Quem também está querendo voltar é o premiadíssimo “Gota D’água [a seco]”, brilhante espetáculo da carreira de Laila Garin. Depois de temporadas de sucesso pelo Brasil e reconhecimentos de diferentes áreas, a atriz contou que agora que está correndo atrás de recursos para fazer uma temporada popular da peça no Rio de Janeiro e em São Paulo. “Está muito difícil. Nós fizemos uma temporada sem patrocínio e, por isso, estamos precisando parar para correr atrás disso agora”, contou. E a dificuldade de manter a chama do teatro acesa não é novidade para os seguidores das artes brasileiras. “Eu me considero uma privilegiada por viver entre Rio e São Paulo e, por estar nessa posição, eu não posso me alienar. Se nessas duas grandes cidades, que são a origem de tudo, eu fico imaginando nas outras regiões do país. Então, eu fico muito preocupada com a condição da arte hoje. Por isso, participo de movimentos como o ‘Teatro Sim’ para ver o que podemos fazer. É muito triste ver que, além de tudo, o governo ainda faz uma campanha para que a população fique contra os artistas. Parece que criaram um repúdio e uma criminalização da nossa classe. Mas isso é muito antigo para 2017. Na época da minha bisavó, acreditava-se que toda cantora era prostituta”, lembrou.

Com este atual panorama, Laila Garin destacou que está sendo necessário relembrar a importância da arte para o comportamento e as relações sociais. “Se é preciso dizer o óbvio, tudo bem. Vamos lá e começar do zero. Temos que explicar que a cultura não é só para divertir e para passar o tempo. Nossa função é sensibilizar. O ser humano não é só carne e osso, nós precisamos de poesia. Senão, seremos todos loucos que saímos matando os outros sem pensar neste ato”, analisou a atriz que acredita que uma greve geral de artistas poderia ser um choque neste momento. “A gente tem como se comunicar bem hoje em dia com a internet. Se nós pararmos de nos confrontar pensando em lados políticos e entendermos que, no momento que um teatro fecha, não tem essa divisão.
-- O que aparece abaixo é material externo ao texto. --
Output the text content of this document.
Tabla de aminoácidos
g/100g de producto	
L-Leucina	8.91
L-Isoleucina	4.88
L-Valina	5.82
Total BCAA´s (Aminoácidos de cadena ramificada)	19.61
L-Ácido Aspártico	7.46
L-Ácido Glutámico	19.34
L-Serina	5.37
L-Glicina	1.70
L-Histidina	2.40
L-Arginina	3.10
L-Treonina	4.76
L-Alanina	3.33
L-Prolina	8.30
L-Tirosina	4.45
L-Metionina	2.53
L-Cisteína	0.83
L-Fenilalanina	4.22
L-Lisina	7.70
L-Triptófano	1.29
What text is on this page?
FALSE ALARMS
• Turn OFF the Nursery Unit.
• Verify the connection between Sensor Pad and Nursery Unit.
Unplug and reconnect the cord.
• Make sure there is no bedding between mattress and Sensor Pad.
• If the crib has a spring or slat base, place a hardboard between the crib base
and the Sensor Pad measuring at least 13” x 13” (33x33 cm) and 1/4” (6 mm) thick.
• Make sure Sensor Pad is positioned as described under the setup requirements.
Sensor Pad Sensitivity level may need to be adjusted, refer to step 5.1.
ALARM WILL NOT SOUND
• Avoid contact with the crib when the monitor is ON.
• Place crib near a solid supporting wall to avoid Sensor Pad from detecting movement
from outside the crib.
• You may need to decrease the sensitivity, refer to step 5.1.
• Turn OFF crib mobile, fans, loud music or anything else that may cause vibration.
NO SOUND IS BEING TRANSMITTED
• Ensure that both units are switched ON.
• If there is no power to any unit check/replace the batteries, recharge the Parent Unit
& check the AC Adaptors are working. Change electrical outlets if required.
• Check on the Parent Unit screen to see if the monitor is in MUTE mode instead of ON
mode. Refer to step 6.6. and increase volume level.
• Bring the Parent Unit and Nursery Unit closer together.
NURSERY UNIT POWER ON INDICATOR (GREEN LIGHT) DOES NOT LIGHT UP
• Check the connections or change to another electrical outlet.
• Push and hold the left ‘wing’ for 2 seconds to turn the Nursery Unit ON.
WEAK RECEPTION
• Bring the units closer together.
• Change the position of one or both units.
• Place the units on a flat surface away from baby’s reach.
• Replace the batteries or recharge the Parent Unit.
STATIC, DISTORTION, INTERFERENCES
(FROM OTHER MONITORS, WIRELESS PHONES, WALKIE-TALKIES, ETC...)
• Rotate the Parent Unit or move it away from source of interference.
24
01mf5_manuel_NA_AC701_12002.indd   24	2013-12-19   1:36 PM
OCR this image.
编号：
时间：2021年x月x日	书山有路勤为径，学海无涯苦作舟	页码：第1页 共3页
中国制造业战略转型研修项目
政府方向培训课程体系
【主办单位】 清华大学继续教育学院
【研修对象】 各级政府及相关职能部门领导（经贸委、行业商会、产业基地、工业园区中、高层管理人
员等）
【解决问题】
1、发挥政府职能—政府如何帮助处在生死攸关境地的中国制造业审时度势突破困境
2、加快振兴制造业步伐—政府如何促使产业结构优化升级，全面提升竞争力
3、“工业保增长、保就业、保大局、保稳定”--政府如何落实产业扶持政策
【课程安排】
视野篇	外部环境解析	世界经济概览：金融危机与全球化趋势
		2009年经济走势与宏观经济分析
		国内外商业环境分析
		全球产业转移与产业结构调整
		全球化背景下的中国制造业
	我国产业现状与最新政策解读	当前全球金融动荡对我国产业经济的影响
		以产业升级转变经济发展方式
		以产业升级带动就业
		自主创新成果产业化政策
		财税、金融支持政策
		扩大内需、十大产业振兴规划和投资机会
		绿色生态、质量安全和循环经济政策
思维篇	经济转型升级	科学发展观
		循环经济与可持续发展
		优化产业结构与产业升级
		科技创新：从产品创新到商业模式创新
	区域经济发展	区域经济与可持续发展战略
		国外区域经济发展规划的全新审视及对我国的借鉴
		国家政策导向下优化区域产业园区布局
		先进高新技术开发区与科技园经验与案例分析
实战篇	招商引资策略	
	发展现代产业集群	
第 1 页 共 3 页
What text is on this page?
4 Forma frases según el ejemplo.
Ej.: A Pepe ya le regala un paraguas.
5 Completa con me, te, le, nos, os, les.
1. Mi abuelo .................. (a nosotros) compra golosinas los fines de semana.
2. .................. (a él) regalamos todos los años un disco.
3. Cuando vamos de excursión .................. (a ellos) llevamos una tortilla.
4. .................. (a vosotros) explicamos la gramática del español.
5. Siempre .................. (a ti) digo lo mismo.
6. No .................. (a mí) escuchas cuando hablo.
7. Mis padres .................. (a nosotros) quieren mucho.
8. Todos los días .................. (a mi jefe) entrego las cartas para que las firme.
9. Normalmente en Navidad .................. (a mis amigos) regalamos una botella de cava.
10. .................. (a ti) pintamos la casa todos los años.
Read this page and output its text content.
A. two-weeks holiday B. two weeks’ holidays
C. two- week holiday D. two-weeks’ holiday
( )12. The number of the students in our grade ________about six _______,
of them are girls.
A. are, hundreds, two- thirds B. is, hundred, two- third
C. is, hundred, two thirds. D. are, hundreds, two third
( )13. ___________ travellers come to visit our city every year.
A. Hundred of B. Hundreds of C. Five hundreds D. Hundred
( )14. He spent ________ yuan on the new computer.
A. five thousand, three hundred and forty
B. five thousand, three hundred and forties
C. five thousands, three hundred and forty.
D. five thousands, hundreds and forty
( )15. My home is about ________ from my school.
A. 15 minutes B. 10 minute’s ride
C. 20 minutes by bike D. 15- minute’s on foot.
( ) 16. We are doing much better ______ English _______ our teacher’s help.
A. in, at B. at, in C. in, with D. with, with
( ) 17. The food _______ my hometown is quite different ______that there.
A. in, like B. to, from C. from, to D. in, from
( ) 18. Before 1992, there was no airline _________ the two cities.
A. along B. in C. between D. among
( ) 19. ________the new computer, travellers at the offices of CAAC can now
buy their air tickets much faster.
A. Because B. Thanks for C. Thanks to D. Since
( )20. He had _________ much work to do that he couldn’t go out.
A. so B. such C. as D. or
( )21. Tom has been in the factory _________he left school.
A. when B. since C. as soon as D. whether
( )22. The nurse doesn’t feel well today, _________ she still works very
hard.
A classe artística não pode ter partido político diante do fechamento de um teatro. Nós precisamos concordar que este é um lugar de salvar vidas que está acabando”, lamentou.

Se por um lado Laila se posiciona claramente e defende suas ideias com propriedade, por outro, a atriz reconhece quando não domina um assunto. Este foi o caso de analisar as razões pelas quais chegamos a este panorama de hoje. “Eu não sei. Teria que estudar mais para entender. Eu acho que tem uma luta do ser humano que, ao mesmo tempo que é coletivo e amoroso, também é individualista e egoísta. Fora que os políticos se esqueceram que eles estão no poder para representar o povo. Hoje em dia, eles só querem saber de defender suas carreiras. Mas talvez, essa crise toda só esteja acontecendo para que a gente acorde e tente mudar. Tem que ser otimista, né?”, concluiu a atriz e cantora Laila Garin.